In April 2015, the FASB issued ASU 2015-03, Interest – Imputation of Interest: Simplifying the Presentation of Debt Issuance Costs (Topic 835). The update requires debt issuance costs related to a recognized debt liability be presented on the balance sheet as a direct deduction from the carrying amount of that debt liability. The standard requires retrospective application and is effective for us beginning on January 1, 2016.

In April 2015, the FASB issued ASU No. 2015-06, Effects on Historical Earnings per Unit of Master Limited Partnership Dropdown Transactions (a Consensus of the FASB Emerging Issues Task Force) ("ASU 2015-06"), which requires a master limited partnership (MLP) to allocate earnings (losses) of a transferred business entirely to the general partner when computing earnings per unit (EPU) for periods before the dropdown transaction occurred. The EPU that the limited partners previously reported would not change as a result of the dropdown transaction. ASU 2015-06 also requires an MLP to disclose the effects of the dropdown transaction on EPU for the periods before and after the dropdown transaction occurred. ASU 2015-06 is effective for the fiscal years beginning after December 15, 2015, and interim periods within those fiscal years. ASU 2015-06 requires retrospective application and early adoption is permitted.
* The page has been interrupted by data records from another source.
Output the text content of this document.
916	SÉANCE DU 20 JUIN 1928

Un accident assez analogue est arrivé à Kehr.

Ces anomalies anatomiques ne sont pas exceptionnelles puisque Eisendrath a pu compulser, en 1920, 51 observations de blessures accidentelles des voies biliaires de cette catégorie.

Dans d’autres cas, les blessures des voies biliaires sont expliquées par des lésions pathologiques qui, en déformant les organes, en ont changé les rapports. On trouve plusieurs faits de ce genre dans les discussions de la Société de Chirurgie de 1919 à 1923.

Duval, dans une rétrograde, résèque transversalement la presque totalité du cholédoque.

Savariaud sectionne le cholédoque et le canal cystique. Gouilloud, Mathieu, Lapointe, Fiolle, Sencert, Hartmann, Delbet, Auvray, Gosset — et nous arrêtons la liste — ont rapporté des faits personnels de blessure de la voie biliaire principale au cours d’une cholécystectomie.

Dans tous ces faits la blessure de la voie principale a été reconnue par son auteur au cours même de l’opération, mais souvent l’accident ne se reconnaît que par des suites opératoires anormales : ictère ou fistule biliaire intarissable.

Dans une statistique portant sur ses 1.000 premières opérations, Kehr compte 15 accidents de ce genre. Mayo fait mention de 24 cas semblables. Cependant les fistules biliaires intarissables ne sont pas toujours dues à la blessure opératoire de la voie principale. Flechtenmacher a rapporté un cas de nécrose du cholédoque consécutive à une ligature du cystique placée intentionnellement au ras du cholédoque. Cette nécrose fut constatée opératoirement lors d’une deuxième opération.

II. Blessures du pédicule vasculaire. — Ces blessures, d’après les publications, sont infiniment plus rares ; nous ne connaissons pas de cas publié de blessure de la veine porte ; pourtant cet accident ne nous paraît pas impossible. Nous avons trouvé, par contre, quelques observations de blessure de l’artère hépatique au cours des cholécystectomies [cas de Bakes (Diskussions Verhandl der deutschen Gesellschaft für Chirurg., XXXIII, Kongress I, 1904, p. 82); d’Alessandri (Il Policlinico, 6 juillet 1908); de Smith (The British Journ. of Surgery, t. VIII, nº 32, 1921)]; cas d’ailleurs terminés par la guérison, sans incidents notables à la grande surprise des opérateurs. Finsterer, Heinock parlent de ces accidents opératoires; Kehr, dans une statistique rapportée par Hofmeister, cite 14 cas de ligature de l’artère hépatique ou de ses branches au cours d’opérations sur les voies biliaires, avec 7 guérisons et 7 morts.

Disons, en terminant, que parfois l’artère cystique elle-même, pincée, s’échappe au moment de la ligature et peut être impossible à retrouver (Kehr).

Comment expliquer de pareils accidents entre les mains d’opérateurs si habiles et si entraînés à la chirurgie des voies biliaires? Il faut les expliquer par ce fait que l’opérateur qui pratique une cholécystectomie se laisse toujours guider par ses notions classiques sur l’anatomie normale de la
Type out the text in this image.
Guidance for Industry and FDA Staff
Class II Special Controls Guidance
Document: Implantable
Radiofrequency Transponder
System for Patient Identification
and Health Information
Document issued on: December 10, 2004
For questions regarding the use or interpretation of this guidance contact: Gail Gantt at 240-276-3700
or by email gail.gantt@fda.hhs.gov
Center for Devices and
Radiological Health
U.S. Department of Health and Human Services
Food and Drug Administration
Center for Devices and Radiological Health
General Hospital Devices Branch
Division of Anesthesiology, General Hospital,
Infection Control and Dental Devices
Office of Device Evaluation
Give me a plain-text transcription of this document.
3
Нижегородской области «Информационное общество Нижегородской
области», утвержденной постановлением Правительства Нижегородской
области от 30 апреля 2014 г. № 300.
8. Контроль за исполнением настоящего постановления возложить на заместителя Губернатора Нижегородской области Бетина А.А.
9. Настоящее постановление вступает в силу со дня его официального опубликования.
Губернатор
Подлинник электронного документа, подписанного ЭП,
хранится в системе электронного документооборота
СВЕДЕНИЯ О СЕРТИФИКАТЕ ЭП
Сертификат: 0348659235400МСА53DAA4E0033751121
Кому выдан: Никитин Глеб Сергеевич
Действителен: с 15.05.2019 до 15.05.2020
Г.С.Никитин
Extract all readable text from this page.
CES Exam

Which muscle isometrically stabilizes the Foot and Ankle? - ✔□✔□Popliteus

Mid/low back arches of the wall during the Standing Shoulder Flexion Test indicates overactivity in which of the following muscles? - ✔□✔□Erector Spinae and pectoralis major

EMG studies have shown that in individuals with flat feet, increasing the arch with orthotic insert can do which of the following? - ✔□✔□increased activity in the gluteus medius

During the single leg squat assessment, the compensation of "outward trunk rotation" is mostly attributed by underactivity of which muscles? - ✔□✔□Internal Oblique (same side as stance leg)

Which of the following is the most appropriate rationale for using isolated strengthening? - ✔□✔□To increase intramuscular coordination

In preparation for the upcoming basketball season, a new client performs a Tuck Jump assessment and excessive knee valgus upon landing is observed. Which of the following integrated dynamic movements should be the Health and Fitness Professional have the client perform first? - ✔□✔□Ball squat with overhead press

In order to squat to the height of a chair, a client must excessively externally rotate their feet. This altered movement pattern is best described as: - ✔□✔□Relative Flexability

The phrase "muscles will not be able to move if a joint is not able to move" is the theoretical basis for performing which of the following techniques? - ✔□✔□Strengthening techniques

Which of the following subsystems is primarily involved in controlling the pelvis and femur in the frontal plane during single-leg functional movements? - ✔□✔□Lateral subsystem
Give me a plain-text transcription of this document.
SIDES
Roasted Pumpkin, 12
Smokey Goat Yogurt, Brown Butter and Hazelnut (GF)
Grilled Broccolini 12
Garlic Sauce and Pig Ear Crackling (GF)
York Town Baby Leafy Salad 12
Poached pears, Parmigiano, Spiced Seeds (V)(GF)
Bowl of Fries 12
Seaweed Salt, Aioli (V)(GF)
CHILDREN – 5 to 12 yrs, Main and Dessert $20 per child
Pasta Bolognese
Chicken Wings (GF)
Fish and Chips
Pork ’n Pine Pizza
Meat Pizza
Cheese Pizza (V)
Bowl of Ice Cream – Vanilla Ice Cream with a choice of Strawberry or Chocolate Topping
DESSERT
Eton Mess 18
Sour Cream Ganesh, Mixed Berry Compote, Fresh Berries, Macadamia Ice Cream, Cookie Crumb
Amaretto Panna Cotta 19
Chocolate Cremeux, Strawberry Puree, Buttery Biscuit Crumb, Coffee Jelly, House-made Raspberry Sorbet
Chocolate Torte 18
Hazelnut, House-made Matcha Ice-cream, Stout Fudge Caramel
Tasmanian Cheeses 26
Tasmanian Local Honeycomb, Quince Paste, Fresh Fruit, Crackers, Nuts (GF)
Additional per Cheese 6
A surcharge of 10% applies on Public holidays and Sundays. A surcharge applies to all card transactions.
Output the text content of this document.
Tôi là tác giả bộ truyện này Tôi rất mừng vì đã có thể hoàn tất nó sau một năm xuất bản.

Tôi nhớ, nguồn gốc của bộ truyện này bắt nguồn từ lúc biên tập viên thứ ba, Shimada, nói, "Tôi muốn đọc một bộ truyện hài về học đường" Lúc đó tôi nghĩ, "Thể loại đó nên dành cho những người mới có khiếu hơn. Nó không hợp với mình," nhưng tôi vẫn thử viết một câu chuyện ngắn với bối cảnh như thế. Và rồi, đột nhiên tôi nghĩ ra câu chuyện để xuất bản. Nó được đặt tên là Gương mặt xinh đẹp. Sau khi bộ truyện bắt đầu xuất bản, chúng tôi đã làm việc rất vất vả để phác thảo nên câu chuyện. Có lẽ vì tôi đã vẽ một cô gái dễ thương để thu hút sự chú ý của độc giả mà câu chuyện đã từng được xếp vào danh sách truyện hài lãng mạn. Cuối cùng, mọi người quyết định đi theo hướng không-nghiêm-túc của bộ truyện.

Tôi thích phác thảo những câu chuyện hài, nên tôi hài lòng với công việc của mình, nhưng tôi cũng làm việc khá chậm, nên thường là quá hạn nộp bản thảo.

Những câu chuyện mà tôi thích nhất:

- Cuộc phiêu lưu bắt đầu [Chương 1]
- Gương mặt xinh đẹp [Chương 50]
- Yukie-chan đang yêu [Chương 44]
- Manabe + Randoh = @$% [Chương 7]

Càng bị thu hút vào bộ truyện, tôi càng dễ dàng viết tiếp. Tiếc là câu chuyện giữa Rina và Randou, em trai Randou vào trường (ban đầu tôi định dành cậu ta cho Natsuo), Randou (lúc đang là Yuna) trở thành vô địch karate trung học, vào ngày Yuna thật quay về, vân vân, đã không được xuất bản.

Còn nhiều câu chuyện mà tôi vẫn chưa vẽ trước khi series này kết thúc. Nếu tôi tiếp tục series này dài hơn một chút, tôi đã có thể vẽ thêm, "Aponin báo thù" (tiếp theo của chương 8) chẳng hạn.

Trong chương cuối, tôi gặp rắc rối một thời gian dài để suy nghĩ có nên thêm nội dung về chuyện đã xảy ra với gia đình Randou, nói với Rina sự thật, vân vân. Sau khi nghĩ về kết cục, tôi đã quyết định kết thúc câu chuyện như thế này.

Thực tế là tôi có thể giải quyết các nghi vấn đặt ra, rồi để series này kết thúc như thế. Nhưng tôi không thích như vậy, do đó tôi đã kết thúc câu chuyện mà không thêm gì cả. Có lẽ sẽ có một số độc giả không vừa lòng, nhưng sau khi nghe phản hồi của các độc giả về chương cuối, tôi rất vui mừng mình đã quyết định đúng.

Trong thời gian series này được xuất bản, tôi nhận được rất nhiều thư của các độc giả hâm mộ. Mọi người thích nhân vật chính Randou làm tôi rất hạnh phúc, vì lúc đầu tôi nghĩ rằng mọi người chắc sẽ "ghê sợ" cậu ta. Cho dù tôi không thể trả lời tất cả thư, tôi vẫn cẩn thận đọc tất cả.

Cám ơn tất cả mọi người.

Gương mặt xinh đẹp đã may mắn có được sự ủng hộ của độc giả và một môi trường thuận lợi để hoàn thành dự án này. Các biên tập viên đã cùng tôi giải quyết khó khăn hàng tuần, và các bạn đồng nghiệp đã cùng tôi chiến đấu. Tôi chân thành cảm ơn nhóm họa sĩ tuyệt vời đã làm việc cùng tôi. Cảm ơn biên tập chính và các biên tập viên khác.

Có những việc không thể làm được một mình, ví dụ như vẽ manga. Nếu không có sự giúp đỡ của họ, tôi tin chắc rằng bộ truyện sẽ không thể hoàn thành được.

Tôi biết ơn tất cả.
In February 2015, the FASB issued ASU 2015-02, Consolidation (Topic 810): Amendments to the Consolidation Analysis. The update provides additional guidance to reporting entities in evaluating whether certain legal entities, such as limited partnerships, limited liability corporations and securitization structures, should be consolidated. The update is considered to be an improvement on current accounting requirements as it reduces the number of existing consolidation models. The update is effective for us beginning on January 1, 2016, and we are currently evaluating the impact this standard will have on our consolidated financial statements and related disclosures.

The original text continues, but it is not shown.